Ma grand-mère qui tomba malade, fut soignée gratuitement.
".Mais il est vrai qu'il y avait beaucoup de misère et que nous étions privilégiées en travaillant dans cette entreprise de café gérée par les ouvriers et les ouvrières...Nous avions une liasse impressionnante de billets, comme nous n'en avons jamais eu.
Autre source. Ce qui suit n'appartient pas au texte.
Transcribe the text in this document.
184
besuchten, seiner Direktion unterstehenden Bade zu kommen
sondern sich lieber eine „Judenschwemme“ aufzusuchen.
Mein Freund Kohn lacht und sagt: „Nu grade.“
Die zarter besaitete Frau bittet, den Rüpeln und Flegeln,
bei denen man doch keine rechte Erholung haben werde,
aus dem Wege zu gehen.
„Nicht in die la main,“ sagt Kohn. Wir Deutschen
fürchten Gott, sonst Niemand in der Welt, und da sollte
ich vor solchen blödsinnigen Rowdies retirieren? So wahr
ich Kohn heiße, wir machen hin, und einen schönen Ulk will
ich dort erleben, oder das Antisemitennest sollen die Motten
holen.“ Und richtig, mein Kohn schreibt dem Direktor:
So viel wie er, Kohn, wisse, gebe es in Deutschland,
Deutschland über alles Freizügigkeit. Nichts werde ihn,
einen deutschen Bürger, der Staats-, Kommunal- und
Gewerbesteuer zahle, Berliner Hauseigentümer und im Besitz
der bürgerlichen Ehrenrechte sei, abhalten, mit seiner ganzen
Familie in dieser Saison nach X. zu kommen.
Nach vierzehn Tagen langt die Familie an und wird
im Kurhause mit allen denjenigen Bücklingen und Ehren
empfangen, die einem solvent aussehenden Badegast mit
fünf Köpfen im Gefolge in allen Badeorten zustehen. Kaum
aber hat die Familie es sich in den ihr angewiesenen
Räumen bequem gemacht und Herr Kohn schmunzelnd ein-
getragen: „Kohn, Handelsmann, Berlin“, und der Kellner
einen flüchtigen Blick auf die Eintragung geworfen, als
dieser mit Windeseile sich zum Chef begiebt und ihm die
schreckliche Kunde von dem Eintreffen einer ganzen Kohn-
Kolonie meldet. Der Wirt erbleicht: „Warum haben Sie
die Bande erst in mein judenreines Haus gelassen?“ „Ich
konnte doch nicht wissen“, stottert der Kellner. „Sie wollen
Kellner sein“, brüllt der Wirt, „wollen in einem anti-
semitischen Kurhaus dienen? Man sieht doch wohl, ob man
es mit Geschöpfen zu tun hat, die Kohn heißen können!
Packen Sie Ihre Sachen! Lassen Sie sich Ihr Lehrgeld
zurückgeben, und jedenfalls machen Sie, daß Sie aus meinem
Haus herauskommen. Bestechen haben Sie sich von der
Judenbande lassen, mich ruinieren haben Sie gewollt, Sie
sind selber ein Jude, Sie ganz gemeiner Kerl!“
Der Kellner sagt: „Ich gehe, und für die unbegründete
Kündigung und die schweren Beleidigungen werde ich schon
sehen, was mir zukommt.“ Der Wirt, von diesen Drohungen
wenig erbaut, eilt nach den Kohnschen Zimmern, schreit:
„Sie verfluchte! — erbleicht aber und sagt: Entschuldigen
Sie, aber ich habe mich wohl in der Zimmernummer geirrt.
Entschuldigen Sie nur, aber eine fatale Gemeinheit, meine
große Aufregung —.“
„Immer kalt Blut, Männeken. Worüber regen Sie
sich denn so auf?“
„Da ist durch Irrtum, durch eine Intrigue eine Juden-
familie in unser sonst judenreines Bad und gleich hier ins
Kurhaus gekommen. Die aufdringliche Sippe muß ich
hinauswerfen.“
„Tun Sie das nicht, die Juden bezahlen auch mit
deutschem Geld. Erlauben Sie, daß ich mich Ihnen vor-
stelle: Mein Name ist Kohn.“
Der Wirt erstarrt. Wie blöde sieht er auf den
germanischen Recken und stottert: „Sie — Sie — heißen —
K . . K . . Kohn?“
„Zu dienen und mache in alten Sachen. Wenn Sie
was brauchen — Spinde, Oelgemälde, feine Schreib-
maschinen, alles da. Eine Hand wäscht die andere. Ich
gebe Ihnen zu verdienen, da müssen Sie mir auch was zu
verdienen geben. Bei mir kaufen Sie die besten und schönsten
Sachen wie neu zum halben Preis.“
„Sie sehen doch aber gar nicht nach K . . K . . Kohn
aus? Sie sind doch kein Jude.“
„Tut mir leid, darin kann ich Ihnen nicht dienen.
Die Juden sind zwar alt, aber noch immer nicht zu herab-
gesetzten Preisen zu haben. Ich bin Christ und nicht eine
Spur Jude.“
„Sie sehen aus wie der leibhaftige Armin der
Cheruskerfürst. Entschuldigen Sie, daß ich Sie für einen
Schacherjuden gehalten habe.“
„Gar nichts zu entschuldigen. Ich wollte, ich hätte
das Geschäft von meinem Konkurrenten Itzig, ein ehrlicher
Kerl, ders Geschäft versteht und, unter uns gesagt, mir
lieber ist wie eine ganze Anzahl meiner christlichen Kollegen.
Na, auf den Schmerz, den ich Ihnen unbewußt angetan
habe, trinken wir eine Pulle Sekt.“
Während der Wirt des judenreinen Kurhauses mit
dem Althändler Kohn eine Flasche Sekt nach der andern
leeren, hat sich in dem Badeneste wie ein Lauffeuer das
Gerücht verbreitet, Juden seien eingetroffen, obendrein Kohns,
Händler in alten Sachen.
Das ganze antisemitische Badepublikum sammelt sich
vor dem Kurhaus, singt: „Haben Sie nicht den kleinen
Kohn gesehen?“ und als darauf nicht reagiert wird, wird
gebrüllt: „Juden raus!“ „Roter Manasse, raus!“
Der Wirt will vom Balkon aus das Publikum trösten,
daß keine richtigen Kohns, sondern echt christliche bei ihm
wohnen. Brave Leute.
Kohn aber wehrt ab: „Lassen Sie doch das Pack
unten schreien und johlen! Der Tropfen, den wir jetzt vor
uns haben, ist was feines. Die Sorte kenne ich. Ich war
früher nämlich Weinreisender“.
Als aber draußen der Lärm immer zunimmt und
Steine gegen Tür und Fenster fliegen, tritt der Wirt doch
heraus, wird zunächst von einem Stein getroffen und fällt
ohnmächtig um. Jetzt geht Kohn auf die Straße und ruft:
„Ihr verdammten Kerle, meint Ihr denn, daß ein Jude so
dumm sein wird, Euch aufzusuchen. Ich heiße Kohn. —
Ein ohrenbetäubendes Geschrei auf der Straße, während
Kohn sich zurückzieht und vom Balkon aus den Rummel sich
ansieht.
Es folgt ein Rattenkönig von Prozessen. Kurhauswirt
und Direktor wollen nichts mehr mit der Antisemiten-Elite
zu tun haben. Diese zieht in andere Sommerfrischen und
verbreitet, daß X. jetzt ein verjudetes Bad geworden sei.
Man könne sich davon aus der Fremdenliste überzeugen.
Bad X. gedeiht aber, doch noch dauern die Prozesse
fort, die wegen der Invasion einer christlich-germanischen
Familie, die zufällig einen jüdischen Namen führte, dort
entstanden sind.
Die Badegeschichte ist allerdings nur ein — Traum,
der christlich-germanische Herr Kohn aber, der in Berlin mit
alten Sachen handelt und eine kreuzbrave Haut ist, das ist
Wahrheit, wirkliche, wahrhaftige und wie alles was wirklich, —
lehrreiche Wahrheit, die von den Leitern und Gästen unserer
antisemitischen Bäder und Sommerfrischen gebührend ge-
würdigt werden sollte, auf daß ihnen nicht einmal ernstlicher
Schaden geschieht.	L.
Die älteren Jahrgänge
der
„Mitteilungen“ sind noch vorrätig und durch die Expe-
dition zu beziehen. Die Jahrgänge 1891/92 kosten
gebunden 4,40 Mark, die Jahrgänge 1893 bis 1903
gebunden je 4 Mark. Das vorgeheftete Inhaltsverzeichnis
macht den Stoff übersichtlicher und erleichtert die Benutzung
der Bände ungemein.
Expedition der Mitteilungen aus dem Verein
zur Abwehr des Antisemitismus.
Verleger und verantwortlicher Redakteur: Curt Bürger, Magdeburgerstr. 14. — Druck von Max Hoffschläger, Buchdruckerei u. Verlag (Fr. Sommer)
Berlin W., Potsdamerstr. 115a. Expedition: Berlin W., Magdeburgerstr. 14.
Durant toute notre vie, mais avec la défaite républicaine l'argent Républicain ne valut pas grand chose mais on ne pouvait rien acheter car il n'y avait rien. « Les curés et les prêtres avaient disparus ainsi que les bonnes soeurs.. « Ils s'habillaient en civil. « D'ailleurs les riches aussi avaient disparus, on ne voyait plus par les Ramblas ces bourgeoises avec leurs domestiques leurs nurses en uniformes , bien habillées promenant leurs enfants, coiffées de grands chapeaux, parées de bijoux pour les dames et pour les messieurs, ces couvre-chefs si arrogants.. Plus personne n'arborait l'ancienne tenues vestimentaire bourgeoise : porter la cravate, c'était courir le risque d'aller en prison."
Les 58 églises de Barcelone ( à l'exception de la cathédrale) furent incendiées. Les écoles catholiques furent fermées, et les nouvelles écoles fondées sur le principes rationalistes du travail et de la fraternité humaine virent le jour.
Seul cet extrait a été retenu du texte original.